In December 2025, BAIC BluePark’s Arcfox Alpha S (L3 version) received the first batch of L3 entry approvals issued by the Ministry of Industry and Information Technology and three other departments. This is undoubtedly a landmark technological achievement.
Obtaining this “birth certificate” carries huge symbolic significance. It means the company is at the forefront of commercial deployment of autonomous driving in China, which has immeasurable value for shaping Arcfox’s tech image and boosting market confidence. The company also plans to continue deploying L3 models in its mid-to-high-end brands.
However, there is still a huge gap between the symbolic “entry approval” and the creation of real commercial value via “large-scale popularization.”
Currently, L3's commercialization trial scope is strictly limited; it can only be used on specified expressways and urban express lanes in single-lane mode. Vehicles must still have safety drivers onboard and are not sold directly to private consumers. The core current value is tilted towards test commercial operations for travel service companies in designated regions.
Additionally, technical maturity and cost issues remain prominent. Existing L3 systems still need to improve complex road recognition and face challenges during adverse weather. High hardware cost (e.g., multiple LiDAR units) makes it difficult to apply on mainstream, high-volume models in the short term.
For now, BAIC BluePark's L3 layout is more like sowing a seed for the future, which requires ongoing R&D investment and a long period of market cultivation, with limited direct contribution to reversing the financial situation in the short term.
Although still in loss, compared to previous years, the increase in sales has brought more confidence from the outside world.
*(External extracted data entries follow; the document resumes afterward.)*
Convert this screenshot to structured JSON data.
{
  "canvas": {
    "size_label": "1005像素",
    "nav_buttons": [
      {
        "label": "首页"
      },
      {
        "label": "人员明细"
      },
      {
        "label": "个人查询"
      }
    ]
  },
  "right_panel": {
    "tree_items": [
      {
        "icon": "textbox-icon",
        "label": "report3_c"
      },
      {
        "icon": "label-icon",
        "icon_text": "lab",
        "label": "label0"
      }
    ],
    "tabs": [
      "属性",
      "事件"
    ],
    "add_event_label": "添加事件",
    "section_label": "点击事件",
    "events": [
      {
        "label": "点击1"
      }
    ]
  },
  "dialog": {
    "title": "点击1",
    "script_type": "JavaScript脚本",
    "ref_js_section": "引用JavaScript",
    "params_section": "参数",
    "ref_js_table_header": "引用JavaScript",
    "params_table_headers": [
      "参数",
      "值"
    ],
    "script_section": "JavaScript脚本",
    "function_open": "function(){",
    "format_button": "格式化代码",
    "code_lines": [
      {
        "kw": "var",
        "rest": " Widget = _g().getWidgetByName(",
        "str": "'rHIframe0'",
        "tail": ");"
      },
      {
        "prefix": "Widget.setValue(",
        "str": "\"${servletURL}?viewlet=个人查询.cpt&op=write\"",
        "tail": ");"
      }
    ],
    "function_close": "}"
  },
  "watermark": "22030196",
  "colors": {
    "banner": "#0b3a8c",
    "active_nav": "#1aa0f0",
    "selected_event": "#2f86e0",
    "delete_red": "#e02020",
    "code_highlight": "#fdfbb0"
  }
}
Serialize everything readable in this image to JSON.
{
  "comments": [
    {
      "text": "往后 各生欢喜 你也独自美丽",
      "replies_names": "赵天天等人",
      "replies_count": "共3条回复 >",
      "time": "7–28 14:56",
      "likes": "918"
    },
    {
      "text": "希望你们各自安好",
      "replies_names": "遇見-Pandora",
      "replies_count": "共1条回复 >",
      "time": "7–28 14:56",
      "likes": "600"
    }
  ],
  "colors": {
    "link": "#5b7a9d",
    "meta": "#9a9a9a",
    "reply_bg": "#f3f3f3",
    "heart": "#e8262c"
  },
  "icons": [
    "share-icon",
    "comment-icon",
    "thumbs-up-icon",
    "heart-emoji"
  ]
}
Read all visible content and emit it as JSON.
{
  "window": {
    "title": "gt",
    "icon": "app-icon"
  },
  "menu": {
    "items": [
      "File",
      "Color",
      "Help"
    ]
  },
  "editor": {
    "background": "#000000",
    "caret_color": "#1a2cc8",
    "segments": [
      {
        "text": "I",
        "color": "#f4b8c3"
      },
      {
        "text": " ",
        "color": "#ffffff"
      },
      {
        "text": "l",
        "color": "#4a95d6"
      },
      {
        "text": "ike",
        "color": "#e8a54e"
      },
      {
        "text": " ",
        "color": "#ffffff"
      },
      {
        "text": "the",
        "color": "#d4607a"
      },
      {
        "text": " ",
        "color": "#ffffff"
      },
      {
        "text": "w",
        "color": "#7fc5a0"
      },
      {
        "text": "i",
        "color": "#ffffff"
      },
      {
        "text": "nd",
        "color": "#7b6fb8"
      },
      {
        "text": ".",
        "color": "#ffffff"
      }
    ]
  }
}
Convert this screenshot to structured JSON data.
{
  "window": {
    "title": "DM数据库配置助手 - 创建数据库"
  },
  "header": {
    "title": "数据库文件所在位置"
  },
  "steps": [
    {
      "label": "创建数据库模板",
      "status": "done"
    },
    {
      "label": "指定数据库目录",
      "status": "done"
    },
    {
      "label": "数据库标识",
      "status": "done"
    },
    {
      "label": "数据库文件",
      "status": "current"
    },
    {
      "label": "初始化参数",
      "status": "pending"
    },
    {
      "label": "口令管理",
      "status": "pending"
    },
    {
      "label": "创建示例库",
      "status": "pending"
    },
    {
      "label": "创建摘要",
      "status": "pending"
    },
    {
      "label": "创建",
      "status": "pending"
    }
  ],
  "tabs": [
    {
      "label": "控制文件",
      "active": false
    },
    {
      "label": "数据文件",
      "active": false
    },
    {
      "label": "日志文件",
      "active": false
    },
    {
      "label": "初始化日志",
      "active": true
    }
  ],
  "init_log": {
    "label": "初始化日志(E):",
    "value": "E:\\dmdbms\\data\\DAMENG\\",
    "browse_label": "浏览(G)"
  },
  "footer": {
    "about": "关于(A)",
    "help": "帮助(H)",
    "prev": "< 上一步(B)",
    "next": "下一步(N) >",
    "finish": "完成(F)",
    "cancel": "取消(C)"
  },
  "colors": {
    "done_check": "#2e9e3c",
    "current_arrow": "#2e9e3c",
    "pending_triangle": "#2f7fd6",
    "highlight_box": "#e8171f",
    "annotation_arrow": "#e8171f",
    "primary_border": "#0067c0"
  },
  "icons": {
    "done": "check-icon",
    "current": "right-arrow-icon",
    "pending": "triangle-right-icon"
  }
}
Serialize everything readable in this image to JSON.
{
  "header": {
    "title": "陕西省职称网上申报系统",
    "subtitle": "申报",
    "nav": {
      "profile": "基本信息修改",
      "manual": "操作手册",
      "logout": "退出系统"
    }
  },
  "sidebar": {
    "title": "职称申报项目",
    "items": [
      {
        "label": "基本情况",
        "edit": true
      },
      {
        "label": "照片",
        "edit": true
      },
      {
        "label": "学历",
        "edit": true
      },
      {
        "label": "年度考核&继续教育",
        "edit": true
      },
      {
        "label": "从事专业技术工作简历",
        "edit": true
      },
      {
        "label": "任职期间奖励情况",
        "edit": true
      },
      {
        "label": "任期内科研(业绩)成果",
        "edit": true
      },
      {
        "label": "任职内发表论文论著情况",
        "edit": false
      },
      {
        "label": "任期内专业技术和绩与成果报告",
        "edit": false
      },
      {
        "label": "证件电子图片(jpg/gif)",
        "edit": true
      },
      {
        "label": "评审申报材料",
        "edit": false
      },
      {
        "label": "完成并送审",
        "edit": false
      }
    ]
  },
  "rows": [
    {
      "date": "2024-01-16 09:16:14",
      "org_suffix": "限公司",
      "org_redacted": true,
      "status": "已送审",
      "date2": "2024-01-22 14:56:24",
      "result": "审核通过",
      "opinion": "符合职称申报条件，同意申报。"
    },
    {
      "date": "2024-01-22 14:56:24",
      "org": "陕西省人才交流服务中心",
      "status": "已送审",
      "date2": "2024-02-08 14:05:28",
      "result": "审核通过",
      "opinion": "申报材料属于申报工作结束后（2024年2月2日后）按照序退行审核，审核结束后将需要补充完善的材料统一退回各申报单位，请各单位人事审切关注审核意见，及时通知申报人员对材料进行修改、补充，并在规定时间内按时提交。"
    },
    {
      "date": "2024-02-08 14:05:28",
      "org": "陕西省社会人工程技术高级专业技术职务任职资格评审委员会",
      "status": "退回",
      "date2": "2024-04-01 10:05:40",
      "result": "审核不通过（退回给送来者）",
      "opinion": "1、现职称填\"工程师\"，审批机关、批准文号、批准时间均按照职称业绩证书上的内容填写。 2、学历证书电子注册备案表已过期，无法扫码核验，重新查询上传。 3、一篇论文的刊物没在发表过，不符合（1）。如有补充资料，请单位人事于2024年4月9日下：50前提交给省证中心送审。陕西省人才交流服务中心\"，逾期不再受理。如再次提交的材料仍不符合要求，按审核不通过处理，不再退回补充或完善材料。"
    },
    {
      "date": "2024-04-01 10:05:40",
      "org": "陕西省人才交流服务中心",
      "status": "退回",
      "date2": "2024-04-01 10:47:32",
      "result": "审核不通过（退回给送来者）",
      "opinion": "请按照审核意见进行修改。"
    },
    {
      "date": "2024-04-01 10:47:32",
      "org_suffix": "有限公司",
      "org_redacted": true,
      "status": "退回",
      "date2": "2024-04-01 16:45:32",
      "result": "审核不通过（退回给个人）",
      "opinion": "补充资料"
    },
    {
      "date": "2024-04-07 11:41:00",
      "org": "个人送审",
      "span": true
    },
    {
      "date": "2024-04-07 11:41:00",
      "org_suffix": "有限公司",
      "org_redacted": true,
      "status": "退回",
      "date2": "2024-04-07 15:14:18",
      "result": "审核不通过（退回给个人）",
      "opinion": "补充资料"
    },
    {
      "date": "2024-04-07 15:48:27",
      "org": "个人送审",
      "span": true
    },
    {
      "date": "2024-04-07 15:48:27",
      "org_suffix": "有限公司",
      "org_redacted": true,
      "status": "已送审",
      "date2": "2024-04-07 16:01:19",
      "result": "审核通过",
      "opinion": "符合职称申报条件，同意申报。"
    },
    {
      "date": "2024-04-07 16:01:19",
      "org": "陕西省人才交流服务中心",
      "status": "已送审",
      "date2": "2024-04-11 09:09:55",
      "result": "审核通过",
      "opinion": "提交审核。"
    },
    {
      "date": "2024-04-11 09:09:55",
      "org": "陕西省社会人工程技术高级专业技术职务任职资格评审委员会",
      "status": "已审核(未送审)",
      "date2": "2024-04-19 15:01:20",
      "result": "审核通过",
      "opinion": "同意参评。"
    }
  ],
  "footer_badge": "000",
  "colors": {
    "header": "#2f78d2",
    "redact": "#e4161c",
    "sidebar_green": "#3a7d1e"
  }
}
Qiu Bailing, an analyst at Shanghai Securities, pointed out in a recent research report that the dual brands Arcfox and Jiuxiang both hit monthly sales record highs in December 2025, and Arcfox S (L3 version) became one of the two first L3 autonomous driving models in China. In 2026, BAIC New Energy is expected to launch several new models, which bodes well for its sales and overall performance in 2026.
In summary, BAIC BluePark’s dilemma is a microcosm of the self-rescue efforts of the first generation of Chinese new energy vehicle firms amid the wave of industrial upgrade. What it faces is not just the challenge of returning to profitability but a profound “self-revolution” of reshaping its brand soul and rebuilding market recognition.
Currently, the “Huawei card” is undoubtedly a powerful ace, helping BAIC BluePark achieve a leap in brand recognition and a reshaping of core competitiveness in the shortest time. However, growth built on “blood transfusion” must eventually return to the test of the company’s own “hematopoietic” capacity.
The path ahead for BAIC BluePark is already clear: to make good use of the time window of empowerment by Huawei, quickly establish Jiuxiang as a solid high-end pillar, consolidate Arcfox’s position in the mainstream market, and eventually let scale effect become the cornerstone of offsetting costs and generating profits.
As for whether BAIC BluePark can win this comeback battle, the answer remains uncertain.